Monday, 26 November 2012

Bills

Environment Protection and Biodiversity Conservation Amendment (Making Marine Parks Accountable) Bill 2012 [No. 2]; Second Reading

8:36 pm

Photo of Warren EntschWarren Entsch (Leichhardt, Liberal Party) Share this | Hansard source

I welcome the opportunity to speak on this bill. Quite frankly, the process under which the Coral Sea marine reserve was declared last week is an absolute disgrace. For generations this resource has been fished in a totally sustainable way; the fact that the area is now judged worthy of being a marine reserve is testament to that.

The bill would require the environment minister to fulfil four requirements before declaring an area a marine reserve. Firstly, he must commission an independent social and economic impact assessment so that the government and affected communities are fully aware of the long-term ramifications. What concerns me is that even before ABARES had completed its socio-economic report on the impact of the MPA, Ministers Burke and Ludwig—clairvoyants that they are, and we have seen that more recently with the live trade debacle—announced a nationwide assistance package in the vicinity of $100 million.

In Cairns we have a very well-regarded, experienced and independent economist named Bill Cummings. Earlier this year, Mr Cummings was commissioned by Cairns Regional Council to examine the economic impact of declaring the Coral Sea as a marine reserve. What became immediately evident on seeing his findings was how short-sighted this government has been in only assessing the immediate economic impact on commercial operators. They have not considered the flow-on effects to businesses further down the chain, the likely future growth and opportunities forgone in the future, the management cost impacts and the losses to post shipside activity. On the other hand, Mr Cummings has and what he found is quite frightening. By looking at these other impacts, and extrapolating them over 30 years—that is a standard economic forecast—he has come up with a cost, just for the Cairns region, of $1 billion. That is a billion dollars in a region with one of the highest unemployment figures in the country, contributing to the economic black hole that Labor has already got this country into over the past five years.

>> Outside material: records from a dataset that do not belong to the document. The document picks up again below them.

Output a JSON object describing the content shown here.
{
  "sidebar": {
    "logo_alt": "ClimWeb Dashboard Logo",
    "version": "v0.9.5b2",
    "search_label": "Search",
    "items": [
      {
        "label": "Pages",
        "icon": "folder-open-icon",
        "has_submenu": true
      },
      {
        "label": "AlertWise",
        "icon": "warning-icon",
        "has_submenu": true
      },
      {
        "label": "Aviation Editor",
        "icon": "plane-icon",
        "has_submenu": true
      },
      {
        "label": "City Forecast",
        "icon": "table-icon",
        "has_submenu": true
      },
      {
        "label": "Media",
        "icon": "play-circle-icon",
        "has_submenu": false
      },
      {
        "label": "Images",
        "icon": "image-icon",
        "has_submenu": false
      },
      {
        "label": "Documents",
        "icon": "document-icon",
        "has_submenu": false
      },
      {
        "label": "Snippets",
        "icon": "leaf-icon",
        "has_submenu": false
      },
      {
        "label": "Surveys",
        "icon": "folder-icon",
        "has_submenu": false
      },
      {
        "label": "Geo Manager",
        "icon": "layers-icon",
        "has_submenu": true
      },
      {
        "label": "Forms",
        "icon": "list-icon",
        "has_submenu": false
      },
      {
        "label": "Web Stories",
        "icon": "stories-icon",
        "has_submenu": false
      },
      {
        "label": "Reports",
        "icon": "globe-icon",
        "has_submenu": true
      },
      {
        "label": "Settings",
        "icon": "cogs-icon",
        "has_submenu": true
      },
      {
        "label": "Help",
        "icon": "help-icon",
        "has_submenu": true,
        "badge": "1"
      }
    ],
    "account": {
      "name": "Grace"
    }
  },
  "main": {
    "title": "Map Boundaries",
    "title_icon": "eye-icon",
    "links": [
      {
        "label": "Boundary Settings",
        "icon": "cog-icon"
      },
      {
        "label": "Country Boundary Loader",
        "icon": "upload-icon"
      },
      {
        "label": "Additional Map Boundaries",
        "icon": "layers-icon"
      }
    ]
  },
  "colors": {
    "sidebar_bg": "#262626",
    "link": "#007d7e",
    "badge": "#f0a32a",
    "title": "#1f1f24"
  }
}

Secondly, this bill requires the government to obtain scientific peer-reviewed and publicly available advice before making any proclamations. There is no denying the fact that the government cannot produce any scientific evidence to show a threat from fishing activities to species in the Coral Sea. Just as with the last-minute banning of the MV Margiris, this government continues to ignore science. Take a look at this article from the Cairns Post on 20 November celebrating the fact that overseas buyers are 'lining up to take product from the Northern Prawn Fishery after its sustainable certification by the Marine Stewardship Council'. Gaining this certification is no mean feat. It proves that the operators in this fishery are using world's best practice to harvest their catch sustainably with less impact on the environment and on the by-catch. So what does this government do? It takes this certification and rubbishes it by declaring the Coral Sea as a marine reserve, shutting down 20 per cent of the Northern Prawn Fishery. What about the millions these operators have invested and the thousands of jobs they support? I just shake my head in disbelief.

The third requirement of this bill is that the government must establish independent reference panels and stakeholder groups in each region to ensure rigorous decision making. What does that mean? It means no more whistle-stop tours where the minister has already made up his mind; it means no more backhanded swapping of areas to keep marginal Labor MPs out of the firing line; it means no more playing industry groups off each other, bargaining with boundaries to buy support; and it means no more bowing to the pressure of gangrenous overseas lobby groups, like the PEW foundation, who do not have the courage to take on the polluters and the over-fishers in their own waters.

Finally, and perhaps most importantly, this bill will put parliament in charge of final decisions by making declarations disallowable, scrapping the carte blanche powers that the minister clearly has abused.

To close, left as it stands the Coral Sea marine reserve is a failure for sustainability, it is a nail in the coffin for family owned businesses and it is a death knell for highly exploited species in Third World fisheries. This bill, put up by the member for Dawson, will instead provide a framework of accountability and transparency around the creation of marine reserves, and that is why I wholly support it here today.